Never knowingly undersolved.

Independent 8037 / Dac

Posted by duncanshiell on July 18th, 2012


Another pleasant diversion from Dac with clues that read very well and solutions that are virtually all words in everyday use.




There were just a couple of entries that were not in my day to day vocabulary – SHELTA (at 4 across) and EPODE (at 21 down) – but both were clearly signalled by the word play.  I learnt about GAME THEORY at University and understood it then, but doubt very much if I would now.  STEREOGRAM is not a common word these days, but I suspect there are still many lurking about in solver’s attics and sheds.  With a resurgence in vinyl records, perhaps some of these STEREOGRAMS will see the light of day again.

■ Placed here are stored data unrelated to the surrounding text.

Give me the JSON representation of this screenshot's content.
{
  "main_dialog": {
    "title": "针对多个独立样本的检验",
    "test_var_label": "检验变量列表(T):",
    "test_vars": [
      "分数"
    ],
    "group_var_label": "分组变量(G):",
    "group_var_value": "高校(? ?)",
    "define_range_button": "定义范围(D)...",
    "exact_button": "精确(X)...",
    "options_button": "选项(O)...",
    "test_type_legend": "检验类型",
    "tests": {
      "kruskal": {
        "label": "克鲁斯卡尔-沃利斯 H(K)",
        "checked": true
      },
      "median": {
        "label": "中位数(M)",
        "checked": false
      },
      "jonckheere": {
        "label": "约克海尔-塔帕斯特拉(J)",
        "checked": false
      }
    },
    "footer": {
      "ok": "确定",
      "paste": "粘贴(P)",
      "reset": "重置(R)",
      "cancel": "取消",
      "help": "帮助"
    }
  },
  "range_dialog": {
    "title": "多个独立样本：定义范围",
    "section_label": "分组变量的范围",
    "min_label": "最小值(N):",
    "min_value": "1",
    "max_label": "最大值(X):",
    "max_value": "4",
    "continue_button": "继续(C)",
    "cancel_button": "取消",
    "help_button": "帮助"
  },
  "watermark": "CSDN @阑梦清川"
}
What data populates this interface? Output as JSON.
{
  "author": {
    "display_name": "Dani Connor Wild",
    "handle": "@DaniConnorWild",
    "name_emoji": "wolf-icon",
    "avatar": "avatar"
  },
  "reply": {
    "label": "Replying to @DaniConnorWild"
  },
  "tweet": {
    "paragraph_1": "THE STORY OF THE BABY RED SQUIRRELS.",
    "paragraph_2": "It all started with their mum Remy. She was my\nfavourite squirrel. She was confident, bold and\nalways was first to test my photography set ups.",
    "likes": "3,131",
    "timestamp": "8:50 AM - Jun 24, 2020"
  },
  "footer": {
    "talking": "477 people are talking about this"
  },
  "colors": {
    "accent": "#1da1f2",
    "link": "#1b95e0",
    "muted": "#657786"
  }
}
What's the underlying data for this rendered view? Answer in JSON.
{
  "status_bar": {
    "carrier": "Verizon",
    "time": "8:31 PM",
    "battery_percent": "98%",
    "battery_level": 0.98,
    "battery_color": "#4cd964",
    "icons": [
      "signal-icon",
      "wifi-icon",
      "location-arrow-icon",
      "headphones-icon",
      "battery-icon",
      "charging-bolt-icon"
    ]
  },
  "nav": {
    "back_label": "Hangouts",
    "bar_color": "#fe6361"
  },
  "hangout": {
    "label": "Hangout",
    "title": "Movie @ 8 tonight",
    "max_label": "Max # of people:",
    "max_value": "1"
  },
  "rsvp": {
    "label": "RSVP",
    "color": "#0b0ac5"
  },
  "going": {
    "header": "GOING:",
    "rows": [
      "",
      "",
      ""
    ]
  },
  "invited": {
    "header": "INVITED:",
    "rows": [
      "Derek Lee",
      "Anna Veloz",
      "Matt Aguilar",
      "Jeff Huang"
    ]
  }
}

The clues painted very good word pictures.  I particularly liked 1 across ‘Unassuming kid’s first to leave desk during test‘ and 7 across ‘Biting off edges of chocolate bar stuck on top of "99"

As far as double definition clues go you can’t get more succinct than a two word clue such as 23 across ‘Authorise penalty‘  No doubt that comment will generate examples of some one word cryptic clues!

Dac doesn’t seem to do many Ninas, themes, pangrams etc – he just sets good daily crosswords.

No. Clue Wordplay Entry

Unassuming kid’s first to leave desk during test (6)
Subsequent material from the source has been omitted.